The "Black Helicopter Caucus"
Of all the images House members invoke during floor debates, one of the most vivid is the specter of United Nations black helicopters looming on the horizon, poised to overrun U.S. soil as the agents of some shadowy New World Order internationalist regime. This week, as the House debated a bill to require congressional approval before U.S. sites are designated as Biosphere Reserves or World Heritage sites by the U.N., the sound of hovering helicopters echoed throughout the chamber as members invoked them to both dismiss supporters of the bill or head off its critics.

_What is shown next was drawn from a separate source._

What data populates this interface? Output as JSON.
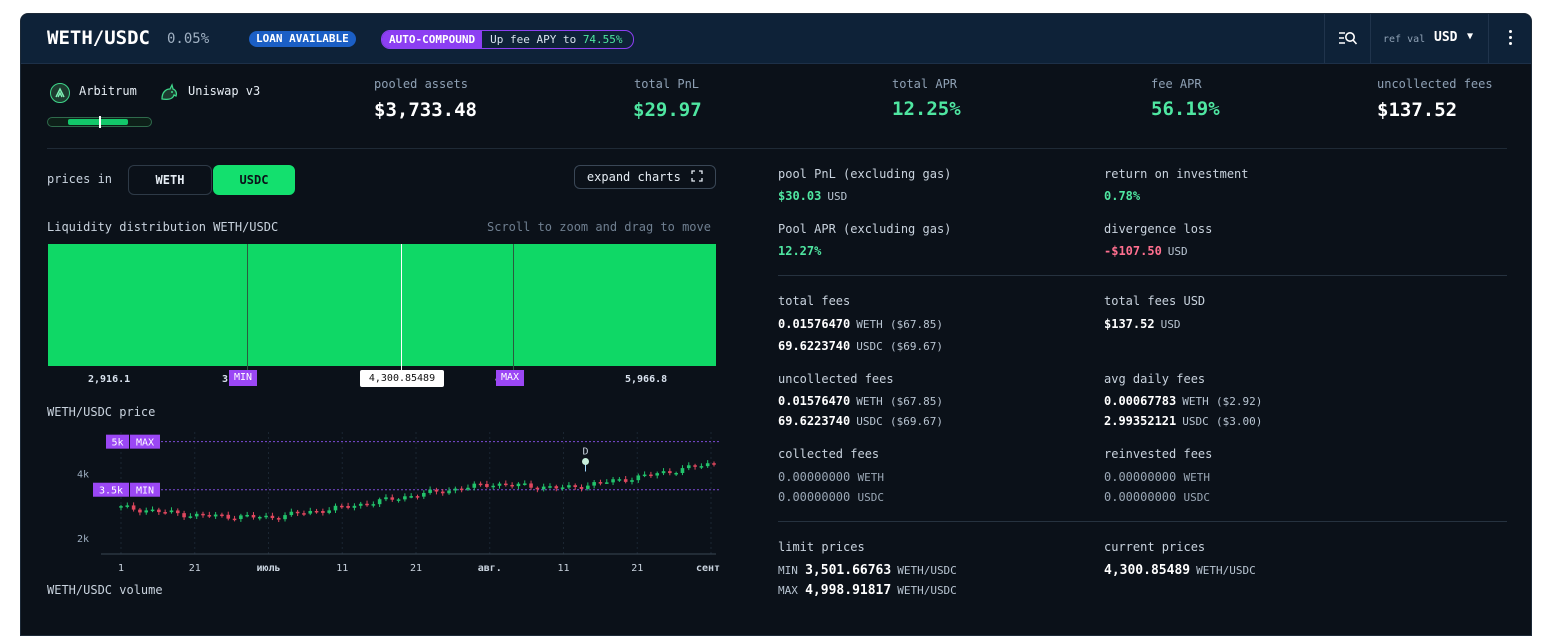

No less than House Resources Chairman Young opened the debate by saying, "We are going to hear a lot today that this is a fear tactic to worry about black helicopters ..." Rep. Bruce Vento, D- Minn., who spoke first among the bill's opponents, charged, "The proponents of this legislation claim that a proposed mine next to Yellowstone National Park ... was halted by environmental forces in black helicopters." Rep. Nick Rahall, D-W.Va., later declared sarcastically, "The black helicopters are, indeed, circling over our lands. They are out there circling as we speak." And Rep. Nancy Pelosi, D-Calif., defended the U.N. programs, saying, "There are no black helicopters; there are no U.N. troops and there is no global takeover."
But Rep. Helen Chenoweth, R-Idaho, the bill's author, refused to humor the Democrats - who mentioned black helicopters far more during the debate than the conservative Republicans who supposedly believe in them. Chenoweth only pointed out that "there is not one word in this simple little piece of legislation that talks about black helicopters."
Fairly or not, some conservatives have been tagged as belonging to a "Black Helicopter Caucus" because of their views and positions.
Said one member, "There is a group - and I do vote with them on occasion - that obviously sees a government conspiracy in everything. Which is an oxymoron, since these people are in the government." The member added that he once walked up to "a group of them and asked them 'What's the black helicopter vote on this?' the way you would ask 'What's the NEA vote on this?' or 'What's the farm vote on this?' - and they laughed."
Rep. Richard Pombo, R-Calif., a property rights defender some might include in the group, said, "I find it kind of hilarious. It doesn't bother me. I've heard it on the floor" in reference to some members. Chenoweth said when critics invoke black helicopters, she said, "It always tells me they've lost the argument."